Chaque année en juin, la Journée Citoyenne est l’occasion de constater l’enracinement de la citoyenneté de personnes handicapées intellectuelles, et un engagement dans la société qui ne demande qu’à être actif. Organisée à la salle des fêtes de Malakoff par Vie Citoyenne, sa 7e édition a vu la présentation publique d’actions organisées au fil des mois par les usagers d’une dizaine d’établissements médico-sociaux des Hauts-de-Seine.
Ceux du Centre d’Initiation au Travail et aux Loisirs (CITL) Madeleine Vinet, de Boulogne-Billancourt, ont collecté auprès de leurs familles des vêtements destinés à des personnes Sans Domicile Fixe, parce qu’ils ont vu dans les rues des personnes démunies, des clochards, un choix clairement revendiqué : « J’estime qu’il n’y a pas que les clochards qui sont mal habillés, a déclaré l’un des participants, mais les vêtements doivent aller aux gens qui n’en ont pas. » Avec ses camarades, il a récolté et trié une quinzaine de sacs de vêtements livrés ensuite au Secours Populaire. Le choix de cette action a été assez rapide, à la rentrée de septembre, et les usagers ont élaboré une affiche diffusée seulement dans les familles, ils ont manqué de temps pour aller vers la population. « On a tout fait dans l’établissement, les locaux du Secours Populaire étant trop petits, a ajouté un encadrant. On envisage de poursuivre cette action. »

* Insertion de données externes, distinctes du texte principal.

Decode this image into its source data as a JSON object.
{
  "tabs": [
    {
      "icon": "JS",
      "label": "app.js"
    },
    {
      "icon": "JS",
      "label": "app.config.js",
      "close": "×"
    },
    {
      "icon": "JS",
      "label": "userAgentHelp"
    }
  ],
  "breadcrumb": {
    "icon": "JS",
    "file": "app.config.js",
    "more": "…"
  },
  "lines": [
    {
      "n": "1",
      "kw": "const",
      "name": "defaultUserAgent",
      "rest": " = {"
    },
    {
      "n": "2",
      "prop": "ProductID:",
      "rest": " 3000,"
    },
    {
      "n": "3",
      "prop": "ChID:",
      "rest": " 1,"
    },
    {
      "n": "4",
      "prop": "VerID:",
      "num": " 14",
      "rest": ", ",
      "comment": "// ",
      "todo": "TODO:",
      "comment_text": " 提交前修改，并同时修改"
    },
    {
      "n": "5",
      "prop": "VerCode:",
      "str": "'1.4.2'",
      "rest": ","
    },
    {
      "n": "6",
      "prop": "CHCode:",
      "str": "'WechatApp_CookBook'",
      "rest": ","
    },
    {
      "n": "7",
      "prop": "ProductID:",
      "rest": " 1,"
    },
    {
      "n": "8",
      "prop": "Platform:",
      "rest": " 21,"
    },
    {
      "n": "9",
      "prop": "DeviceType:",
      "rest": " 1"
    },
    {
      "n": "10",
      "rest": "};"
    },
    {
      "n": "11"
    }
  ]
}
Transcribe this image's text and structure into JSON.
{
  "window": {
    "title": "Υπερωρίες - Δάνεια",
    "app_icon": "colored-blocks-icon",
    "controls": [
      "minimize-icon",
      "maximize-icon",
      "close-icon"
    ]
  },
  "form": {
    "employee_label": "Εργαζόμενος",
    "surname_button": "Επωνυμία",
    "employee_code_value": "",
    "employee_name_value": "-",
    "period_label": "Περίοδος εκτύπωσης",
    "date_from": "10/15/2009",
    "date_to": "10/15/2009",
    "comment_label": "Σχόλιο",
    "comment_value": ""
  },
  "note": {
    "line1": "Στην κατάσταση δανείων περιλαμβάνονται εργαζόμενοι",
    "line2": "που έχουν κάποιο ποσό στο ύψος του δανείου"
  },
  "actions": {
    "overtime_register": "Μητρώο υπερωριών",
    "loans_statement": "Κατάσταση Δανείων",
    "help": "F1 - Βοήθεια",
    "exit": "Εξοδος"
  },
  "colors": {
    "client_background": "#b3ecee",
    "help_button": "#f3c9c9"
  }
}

La Maison Perce-Neige, de Sèvres, a organisé une conférence sur le civisme réunissant tous les résidents, préparée lors de séances de travail hebdomadaires. Avec l’objectif d’agir sur certains comportements des usagers : « Pousser, c’est pas bien pour les autres, ce qui n’est pas civique, ce sont les bousculades du matin », dit l’une. Une éducatrice a fait remonter la présence de chewing-gum et de mégots dans les plantes alors qu’un groupe de résidents s’occupe du jardin, les comportements inciviques ont été répertoriés pour y réfléchir lors de la conférence, et agir sur le vivre-ensemble « en harmonie avec les autres », conclut Louis-Marie, l’un des participants.
Le CITL de Vanves a élaboré un film intelligent sur la politesse, l’écologie, le respect et la gentillesse, en y travaillant toutes les semaines. Composé de saynètes, il présente des comportements inciviques et leur pendant civique. En le présentant, Anne-Marie évoque les bousculades dans le métro et les bus mais aussi dans le CITL, Alexandre la musique trop forte : le civisme commence dans l’établissement. « On est parti de leurs réflexions, précise David, un éducateur qui a participé à la réalisation, avec un gros travail d’assimilation, d’appropriation de ce qu’est le civisme. » Ce que traduit ainsi l’une de ses collègues : « Le civisme au quotidien, c’est vraiment, au-delà de la loi, un art de vivre. » Comme le fait l’un des usagers, Arthur : bénévole aux Restos du Coeur, il participe à la distribution de produits alimentaires ou d’hygiène, à la rencontre des plus humbles.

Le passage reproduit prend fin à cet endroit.